Prime Minister Stephen Harper issued a statement about Desmarais Wednesday, saying: “One of Canada’s most successful businessmen, Mr. Desmarais was known for his leadership, integrity, global vision, and profound attachment to his country."
Former prime minister Paul Martin worked with Desmarais for years, and was named president of the Power Corp. subsidiary Canada Steamship Lines in 1974, eventually becoming co-owner in 1981.
"He had a vision of Canada. He was a very strong Canadian. He had a vision of Canada's role in the world and he basically felt that business should play a part of that role and his integrity, I think was really the foundation of his success," said Martin.

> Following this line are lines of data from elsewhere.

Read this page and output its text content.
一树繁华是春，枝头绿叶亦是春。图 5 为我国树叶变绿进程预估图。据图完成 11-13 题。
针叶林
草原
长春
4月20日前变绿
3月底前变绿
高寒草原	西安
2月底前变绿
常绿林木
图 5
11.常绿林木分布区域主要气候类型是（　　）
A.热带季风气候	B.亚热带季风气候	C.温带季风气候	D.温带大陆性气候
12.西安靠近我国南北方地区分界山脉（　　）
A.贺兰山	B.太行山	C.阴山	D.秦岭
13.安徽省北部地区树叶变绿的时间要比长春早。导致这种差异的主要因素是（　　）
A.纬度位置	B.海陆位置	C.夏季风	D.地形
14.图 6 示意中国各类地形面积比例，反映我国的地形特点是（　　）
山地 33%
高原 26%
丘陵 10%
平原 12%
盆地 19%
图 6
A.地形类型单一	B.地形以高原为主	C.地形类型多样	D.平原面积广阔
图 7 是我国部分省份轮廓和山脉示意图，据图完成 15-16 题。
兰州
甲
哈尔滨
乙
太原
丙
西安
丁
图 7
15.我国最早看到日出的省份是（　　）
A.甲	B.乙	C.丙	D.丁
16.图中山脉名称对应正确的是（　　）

Despite his tremendous success, those close to him said he was not at all pretentious, and was a man surrounded by power players, who had the ability to make the little guys feel important.
“That really came through,” said Martin. “You couldn’t help but like him. You would recognize that the person you were dealing with was a person of tremendous honesty.”
Born in Sudbury in 1927, Desmarais obtained degrees from the University of Ottawa and McGill University before acquiring a bankrupt bus and railroad company established by his grandfather.
By 1968 he had grown the business to the point he was able to acquire enough shares to gain control of the Power Corporation holding company and be named Chairman and CEO, positions he held until 1996.
Throughout three decades Power Corp. expanded to take over Quebec newspaper La Presse, paper-maker Abitibi-Consolidated, and gain substantial shares in corporations around the world.
In 1996 Desmarais scaled back his control of Power Corp., remaining Director and chair of the Executive Committee, while handing day-to-day operations to his sons, with Paul Jr. becoming Chairman and co-CEO, and youngest son Andre named as President, Deputy Chairman and co-CEO.
Desmarais remained controlling shareholder of the $527 billion company.
Despite all his contributions to Canadian society, Desmarais maintained a relatively low-profile.
“I think the public in Canada don't know the Desmarais in the way that they would the Molsons and the Bronfmans, partly because the approach that Paul and his kids have taken is not to be in the public eye in the way that other people may be,” said McGill University business professor Karl Moore. “The Desmarais just stayed away from the media spotlight. They allowed others to be out there. They let their achievements speak for themselves.”
He died peacefully on Tuesday night at his Charlevoix estate, surrounded by family. A private funeral is scheduled to be held soon, with the date for a larger, public memorial yet to be announced.